Что получается практически из следования таким рецептам, можно убедиться, взглянув на «Смутное», написанное автором примерно по такой программе. Но ведь совершенно очевидно, что, хотя Кандинский совершенно прав, утверждая богатейшее эмоциональное значение цвета, содержательным цвет будет только в связи с предметом. Быть может, изображая «человека, полного порыва и энергии», и надо пользоваться желтым чистым цветом (мастера Возрождения очень часто в таких случаях пользовались красным!), но уж при всех условиях просто пятна разных желтых оттенков не вызовут у нас никаких реальных ассоциаций.
В. В. Кандинский. Смутное. 1917 г. Масло. Москва, Государственная Третьяковская галерея.
Стало быть, единство изобразительного и выразительного в живописи — ее незыблемый закон. Умаление и того и другого либо разрыв между ними всегда приведет к ущербу в глубине художественного содержания. Подчеркнем: умаление и того и другого.

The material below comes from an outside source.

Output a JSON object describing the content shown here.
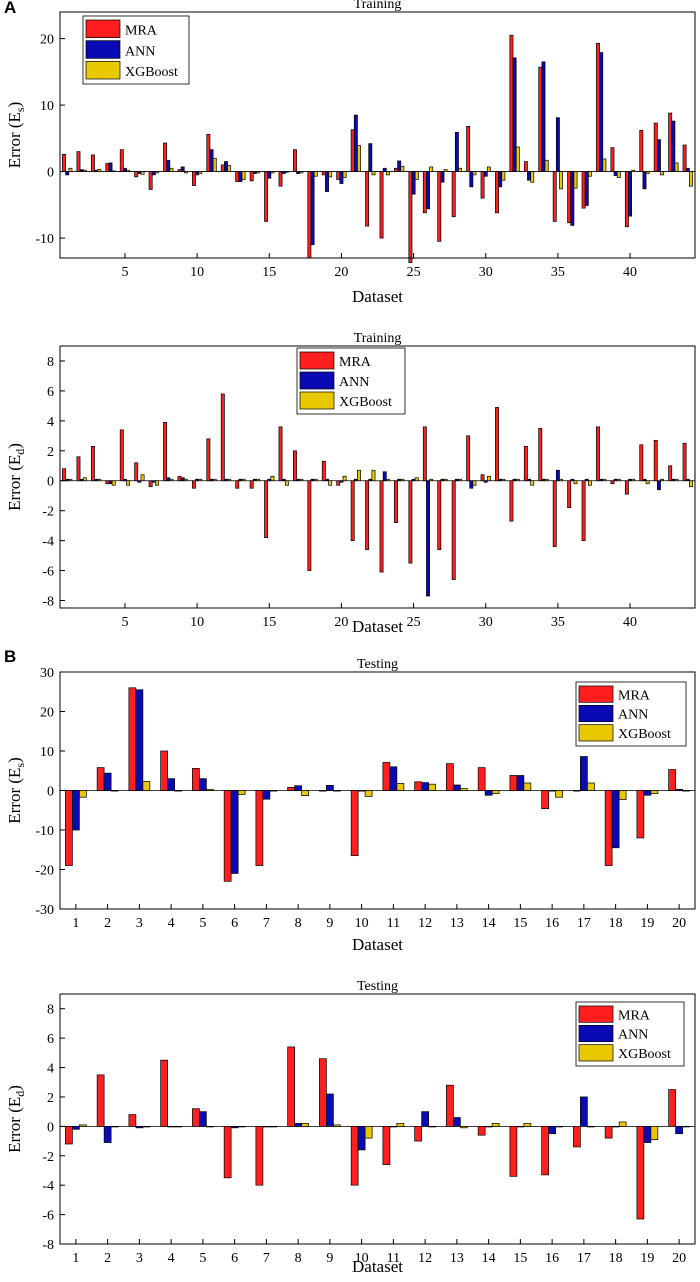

Ибо, если забыть об изобразительности, можно скатиться к субъективному произволу формализма. Забывая о выразительности, мы придем к плоскому, вульгарному, натуралистическому пониманию искусства.
Иногда закономерности художественной выразительности называют грамматикой живописи. Это меткое определение. Грамматика — система норм и правил. Без нее невозможна даже осмысленная, а тем более содержательная речь, но сама по себе она еще не несет в себе смысла. Опишем теперь главнейшие из «грамматических правил» живописи.

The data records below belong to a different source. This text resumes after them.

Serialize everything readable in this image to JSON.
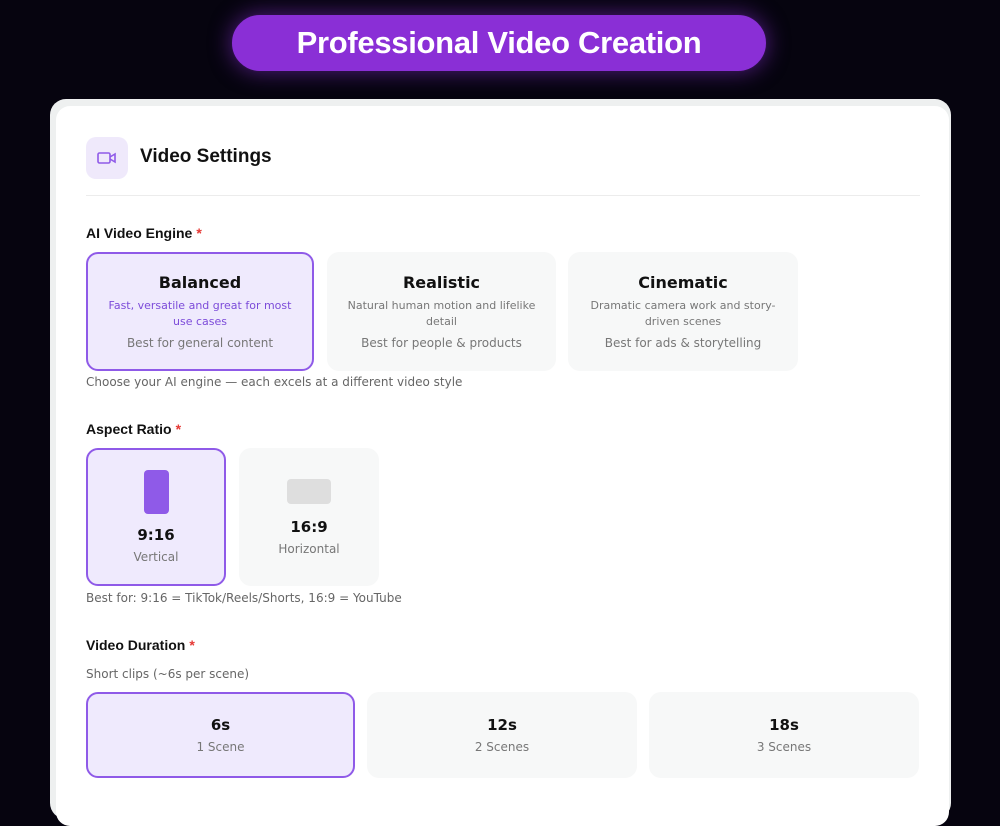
{
  "header": {
    "title": "Professional Video Creation"
  },
  "settings": {
    "title": "Video Settings",
    "icon": "video-camera-icon",
    "engine": {
      "label": "AI Video Engine",
      "required": "*",
      "options": [
        {
          "title": "Balanced",
          "description": "Fast, versatile and great for most use cases",
          "best": "Best for general content",
          "selected": true
        },
        {
          "title": "Realistic",
          "description": "Natural human motion and lifelike detail",
          "best": "Best for people & products",
          "selected": false
        },
        {
          "title": "Cinematic",
          "description": "Dramatic camera work and story-driven scenes",
          "best": "Best for ads & storytelling",
          "selected": false
        }
      ],
      "hint": "Choose your AI engine — each excels at a different video style"
    },
    "aspect": {
      "label": "Aspect Ratio",
      "required": "*",
      "options": [
        {
          "ratio": "9:16",
          "name": "Vertical",
          "selected": true
        },
        {
          "ratio": "16:9",
          "name": "Horizontal",
          "selected": false
        }
      ],
      "hint": "Best for: 9:16 = TikTok/Reels/Shorts, 16:9 = YouTube"
    },
    "duration": {
      "label": "Video Duration",
      "required": "*",
      "subtitle": "Short clips (~6s per scene)",
      "options": [
        {
          "value": "6s",
          "scenes": "1 Scene",
          "selected": true
        },
        {
          "value": "12s",
          "scenes": "2 Scenes",
          "selected": false
        },
        {
          "value": "18s",
          "scenes": "3 Scenes",
          "selected": false
        }
      ]
    }
  },
  "colors": {
    "accent": "#8f5ae8",
    "pill": "#8a2fd6",
    "background": "#06040f"
  }
}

Только сначала надо сделать одну оговорку. Нет и не может быть здесь никаких раз навсегда и для всех случаев пригодных рецептов, пользуясь которыми можно подойти к любому полотну и его для себя «раскрыть». Каждое произведение искусства индивидуально и требует особого к себе подхода. Нельзя думать, что следует только усвоить сумму приемов: чтобы разобраться в картине, надо сначала обратить внимание на то-то и то-то, потом разобрать то-то и то-то и, наконец, заключить работу тем-то и тем-то. Естественно, например, что занимательный живописный рассказ вроде «Сватовства майора» вы начинаете усваивать с расшифровки фабулы, а пейзаж Левитана будете сразу воспринимать цельно, как живой образ природы. Портрет Стрепетовой требует вхождения в психологическую атмосферу образа, а портрет Самари — ощущения волнующего аромата театральной рампы.
Исходным пунктом, как правило, всегда оказывается предмет изображения. Как бы ни были велики искусство живописца и проникновенность художника, нельзя забывать, что искусство мертво, если оно равнодушно проходит мимо животрепещущих интересов жизни, если оно не стремится отвечать на те вопросы, которые ставят современники. Вот почему для нас совсем не безразлично, чему посвятил свое произведение живописец, и первый вопрос, с которым мы обращаемся к картине, — о чем она нам рассказывает.